On August 23, 2024, in Restaurant Law Center v. U.S. Department of Labor, No. 23-50562 (Aug. 23, 2024), the United States Court of Appeals for the Fifth Circuit struck down a final rule promulgated by the U.S. Department of Labor ("DOL") that restricted when employers may claim a tip credit for tipped employees under the Fair Labor Standards Act ("FLSA").
The FLSA permits employers to take a tip credit when paying the wages of any tipped employee. In essence, the tip credit enables employers to pay tipped employees $2.13 per hour, as opposed to the current federal minimum wage of $7.25 per hour, based on the assumption that a large portion of the employee's total earnings will come from tips. However, in the event that the employee's tips do not make up the difference between the $2.13 wage and the standard federal minimum wage, the employer is required to pay the employee the difference to ensure that tipped employees earn at least minimum wage. The FLSA defines a "tipped employee" as "any employee engaged in an occupation in which he customarily and regularly receives more than $30 a month in tips." 29 U.S.C. § 203(t).

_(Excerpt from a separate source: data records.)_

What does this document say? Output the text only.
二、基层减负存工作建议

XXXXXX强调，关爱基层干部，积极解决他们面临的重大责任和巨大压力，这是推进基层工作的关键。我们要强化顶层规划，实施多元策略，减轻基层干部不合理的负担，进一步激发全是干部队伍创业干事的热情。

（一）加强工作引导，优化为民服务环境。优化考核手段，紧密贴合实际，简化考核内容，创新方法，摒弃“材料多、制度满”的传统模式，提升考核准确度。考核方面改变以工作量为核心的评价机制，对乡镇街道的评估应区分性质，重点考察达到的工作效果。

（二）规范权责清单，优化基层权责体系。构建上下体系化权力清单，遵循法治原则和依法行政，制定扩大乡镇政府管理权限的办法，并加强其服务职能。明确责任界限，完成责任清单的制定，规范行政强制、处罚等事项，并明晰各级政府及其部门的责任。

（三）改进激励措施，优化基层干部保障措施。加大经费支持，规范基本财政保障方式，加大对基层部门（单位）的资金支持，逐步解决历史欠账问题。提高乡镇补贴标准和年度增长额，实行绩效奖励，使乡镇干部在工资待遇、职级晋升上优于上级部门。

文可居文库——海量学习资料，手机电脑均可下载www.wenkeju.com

In 1988, the DOL first published its "80/20 guidance" which set limits on when an employer could take a tip credit. Specifically, the guidance provided that in order for the employer to claim the full tip credit, no more than 20 percent of an employee's time in a given workweek could be spent on non-tipped activities related to the tipped occupation. For example, wait staff could spend no more than 20 percent of their time setting tables or seating guests.
In December 2021, the DOL issued a Final Rule effectively codifying its longstanding 80/20 guidance. The final rule distinguished among three categories of work: (1) directly tip-producing work, such as a server waiting on a table; (2) directly supporting tip-producing work, such as a server setting or bussing a table; and (3) work not part of the tipped occupation, such as a server preparing food. Pursuant to the Final Rule, an employer could take the tip-credit for any tip-producing work. However, if more than 20 percent of an employee's workweek was spent on directly supporting tip-producing work, the employer could not claim the tip credit for the work in excess of 20 percent. Employers were also prohibited from taking the tip credit for any time spent on work that was not part of the tipped occupation. The Final Rule also implemented a new restriction that limited the amount of continuous time that an employee could spend performing directly supporting work to 30 minutes to be paid at the tip credit hourly rate. Additional information can be found in the firm's previous client alert: Department of Labor Final Rule for Tipped Employees – SGR Law.
In issuing its decision to vacate the tip credit rule, the Fifth Circuit noted that "[t]he FLSA does not ask whether duties composing that given occupation are themselves each individually tip-producing." Ultimately, the court concluded that the Final Rule applies the tip credit in a manner inconsistent with the FLSA's plain text and deemed the rule arbitrary and capricious because it draws a line for application of the tip credit based on impermissible considerations and contrary to the statutory scheme enacted by Congress.
It is unclear whether the DOL will appeal the Fifth Circuit's decision to the United States Supreme Court. For now, with the tip credit rule invalidated, restaurant and hospitality employers will no longer be required to comply with the arbitrary distinctions for the types of work set forth in the DOL's 2021 Final Rule.
Significantly, the Fifth Circuit's ruling only addresses federal law and does not supersede or overrule state or local laws regarding tip credits. Accordingly, in evaluating current policies employers should also review state and local tip credit laws to ensure compliance with all requirements governing employee payment.